La redacción donde yo trabajo es igual al estereotipo de cualquier sala donde se escribe un diario: metros y metros cuadrados mal iluminados, con decenas de computadoras en filas, una atrás de la otra.
Esta redacción tiene una isla de aire en el medio que la conecta visualmente con las oficinas administrativas de arriba.
Mi escritorio está justo en el medio de esa isla, así que cada miércoles, cuando las revistas Gente y Caras llegan a mis manos, como hoy, el gerente del diario puede verme desde arriba con la pierna izquierda apoyada en triángulo sobre la derecha y con la taza de mate cocido en el aire. Puede verme boludear rotundamente.
Sin embargo, si yo levanto la vista no lo veo a él, sino a una misteriosa oficina vacía. Sólo alcanzo a ver un vidrio, cierta biblioteca y algo que podría ser un escritorio. Es muy raro. El lugar pareciera esperar, expectante.
--¡Ehhh! ¡Pssi! ¡Hay una presencia! --susurró a los gritos esta mañana un compañero cuyo escritorio está al lado del mío, en la fila siguiente.
Efectivamente, había un sujeto. De unos treinta y pico, resuelto, deambulaba sin notar que desde abajo era observado por dos periodistas que lo miraban como dos perros abajo de una mesa.
No es el primero que entra a la oficina. La verdadera PRESENCIA, en realidad, fue la de una señora muy paqueta que nadie cruzó nunca en ningún ascensor, ni en el buffet; mucho menos en la redacción.

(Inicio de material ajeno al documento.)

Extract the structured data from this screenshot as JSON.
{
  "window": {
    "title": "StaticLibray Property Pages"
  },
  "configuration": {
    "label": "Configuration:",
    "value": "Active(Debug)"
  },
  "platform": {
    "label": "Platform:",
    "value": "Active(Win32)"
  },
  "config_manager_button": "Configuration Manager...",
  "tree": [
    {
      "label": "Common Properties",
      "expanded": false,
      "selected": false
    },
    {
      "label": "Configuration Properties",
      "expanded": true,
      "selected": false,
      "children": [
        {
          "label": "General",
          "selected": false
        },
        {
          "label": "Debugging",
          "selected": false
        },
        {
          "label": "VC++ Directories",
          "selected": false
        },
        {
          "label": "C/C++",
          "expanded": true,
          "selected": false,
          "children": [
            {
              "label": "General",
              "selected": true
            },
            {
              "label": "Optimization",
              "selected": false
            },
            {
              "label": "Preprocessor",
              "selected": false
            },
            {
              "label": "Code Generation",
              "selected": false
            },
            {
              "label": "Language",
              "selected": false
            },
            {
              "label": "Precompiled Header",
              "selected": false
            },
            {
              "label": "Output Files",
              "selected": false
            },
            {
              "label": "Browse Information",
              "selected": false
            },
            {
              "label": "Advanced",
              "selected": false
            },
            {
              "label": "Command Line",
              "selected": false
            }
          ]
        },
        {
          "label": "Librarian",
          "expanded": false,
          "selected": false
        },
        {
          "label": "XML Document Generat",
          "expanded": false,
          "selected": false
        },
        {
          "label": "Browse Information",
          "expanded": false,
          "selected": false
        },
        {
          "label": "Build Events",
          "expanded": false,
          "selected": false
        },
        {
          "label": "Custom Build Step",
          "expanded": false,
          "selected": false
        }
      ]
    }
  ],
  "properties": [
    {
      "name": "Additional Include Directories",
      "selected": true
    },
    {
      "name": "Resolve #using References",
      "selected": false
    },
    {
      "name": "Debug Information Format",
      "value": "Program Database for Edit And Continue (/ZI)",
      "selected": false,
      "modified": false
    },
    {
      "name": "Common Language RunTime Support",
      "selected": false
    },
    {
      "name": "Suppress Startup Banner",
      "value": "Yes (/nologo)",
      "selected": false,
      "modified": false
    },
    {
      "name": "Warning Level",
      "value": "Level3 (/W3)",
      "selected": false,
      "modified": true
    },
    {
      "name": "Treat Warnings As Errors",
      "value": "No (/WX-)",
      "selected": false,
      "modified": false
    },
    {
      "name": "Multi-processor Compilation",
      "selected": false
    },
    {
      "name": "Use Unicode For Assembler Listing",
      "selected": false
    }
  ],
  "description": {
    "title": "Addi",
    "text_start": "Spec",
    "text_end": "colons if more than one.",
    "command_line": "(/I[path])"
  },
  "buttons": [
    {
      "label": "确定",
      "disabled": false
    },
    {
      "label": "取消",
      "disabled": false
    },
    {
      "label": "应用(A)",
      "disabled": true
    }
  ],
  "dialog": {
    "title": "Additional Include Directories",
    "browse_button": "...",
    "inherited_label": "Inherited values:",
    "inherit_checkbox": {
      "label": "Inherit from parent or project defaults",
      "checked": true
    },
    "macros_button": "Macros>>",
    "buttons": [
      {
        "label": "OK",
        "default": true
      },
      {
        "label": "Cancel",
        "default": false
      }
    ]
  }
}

Esta señora, rubia, de pelo corto y trajecito, parecía divorciada, con hijos grandes, profesionales y visita semanal a la peluquería. Fue vista en diciembre. Caminaba por atrás y adelante del escritorio, tomaba café sobre una bandejita. Pero sólo estuvo una semana. Sin ser vista jamás por ningún redactor en algún otro espacio de la empresa, la señora desapareció. Nunca nadie supo a qué vino, cómo se llamaba, qué hizo en esa oficina ni por qué todavía no volvió.
1 comentario:
Esos mitos que alimentan nuestra imaginación y la potencian...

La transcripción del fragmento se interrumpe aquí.